The extremes of the FIA World Cup for Cross Country Rallies vary dramatically during the season, as Russian driver Vladimir Vasilyev will testify when he defends his title in the Abu Dhabi Desert Challenge POWERED by Nissan later this month.
Vasilyev had to battle deep snow and temperatures plummeting to -20C when he began the defence of his World Cup title on home territory recently in the Baja Russia – Northern Forest, finishing second in an event won by Finland’s Tapio Suominen .
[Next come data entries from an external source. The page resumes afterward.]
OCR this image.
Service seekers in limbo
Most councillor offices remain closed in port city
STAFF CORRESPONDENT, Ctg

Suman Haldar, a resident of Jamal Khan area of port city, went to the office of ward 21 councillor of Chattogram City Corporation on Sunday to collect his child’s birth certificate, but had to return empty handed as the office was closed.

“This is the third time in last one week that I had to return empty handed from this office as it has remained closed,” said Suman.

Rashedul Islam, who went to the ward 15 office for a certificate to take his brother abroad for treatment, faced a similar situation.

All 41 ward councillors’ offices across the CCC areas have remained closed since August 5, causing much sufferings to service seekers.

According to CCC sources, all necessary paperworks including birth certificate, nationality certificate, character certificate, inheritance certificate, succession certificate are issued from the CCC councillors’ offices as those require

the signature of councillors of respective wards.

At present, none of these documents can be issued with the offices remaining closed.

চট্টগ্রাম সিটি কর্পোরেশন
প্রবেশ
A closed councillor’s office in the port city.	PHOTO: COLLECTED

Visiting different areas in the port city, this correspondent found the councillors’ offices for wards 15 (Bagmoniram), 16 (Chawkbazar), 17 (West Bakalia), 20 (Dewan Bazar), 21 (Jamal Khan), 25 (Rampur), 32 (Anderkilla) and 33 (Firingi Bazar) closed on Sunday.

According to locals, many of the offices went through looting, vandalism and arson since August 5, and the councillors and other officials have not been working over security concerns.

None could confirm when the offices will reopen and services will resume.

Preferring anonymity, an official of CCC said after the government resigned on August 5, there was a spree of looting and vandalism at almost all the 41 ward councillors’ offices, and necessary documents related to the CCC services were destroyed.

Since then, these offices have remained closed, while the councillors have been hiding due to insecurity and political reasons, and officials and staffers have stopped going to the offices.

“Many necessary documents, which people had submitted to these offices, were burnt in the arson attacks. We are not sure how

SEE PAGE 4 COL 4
The conditions contrast sharply with those to be faced in the 25th edition of the Desert Challenge, which sends the world’s best cross country rally drivers and riders on a five-day passage over the giant dunes and sabkha plains of the UAE’s Western Region of Al Garbia.
“The change in extremes of weather and terrain couldn’t be more pronounced,” said Ronan Morgan, who has the distinction this year of being Clerk of the Course for the first two World Cup rounds.
For many years a key member of the team behind the Desert Challenge, Morgan was ‘loaned’ to the Russian event promoters by the Automobile and Touring Club of the UAE as part of its year-round support for motorsport development worldwide.
“It was a real eye opener for Ronan, and of course Vladimir and the other competitors who took part in Russia and are coming here will face a completely different set of tests,” said ATCUAE President Mohammed Ben Sulayem, the Desert Challenge founder.
“Over there the organisers have to guard against the threat of hypothermia when competitors break down and become stranded. Our priority when competitors find trouble in the desert is to help or evacuate them as soon as possible to prevent heat exhaustion and dehydration.”
In recent years, the ATCUAE has become a leader in motor sport research to provide better safety to competitors, officials and volunteers. In 2013, Sulayem instigated a study by the Club in conjunction with its academic partners at the University of Ulster to provide more protection for marshals and officials from the risk of dehydration.
During last year’s Desert challenge the same research team, led ATCUAE Chief Medical Officer Dr. Sean Petherbridge, made a first of its kind study into the effects of fatigue on drivers and riders contesting the event. The findings, made available to the FIA and other national motor sport authorities and event organisers worldwide, could help reduce the threat of accidents and injuries to competitors in international cross country rallying.
“The safety of competitors and all others involved in the event remains our top priority, and we’re planning more research this year to take this forward again,” said Sulayem, who has guided the event’s growth from humble beginnings in 1991. The Nissan Patrol, the “Hero of All terrain in Life”, is positioned for the 12th year as the official vehicle of the event.
While the first Desert Challenge featured 30 cars, mostly from the UAE and other Gulf countries, last year’s event attracted 108 drivers and riders from 32 countries, and the 25th anniversary of the event is expected to boost entries to a new level.
Action in the 25th Abu Dhabi Desert Challenge, which also marks the first round of the FIM Cross Country Rallies World Championship for bikes and quads, gets under way with a super special spectator stage at Yas Marina Circuit on Saturday 28March.
The cars, bikes and quads then set off on five days of spectacular desert stages centred on the Qasr Al Sarab Desert Resort by Anantara which hosts the event’s bivouac, prior to the finish at Yas Marina Circuit on 2 April.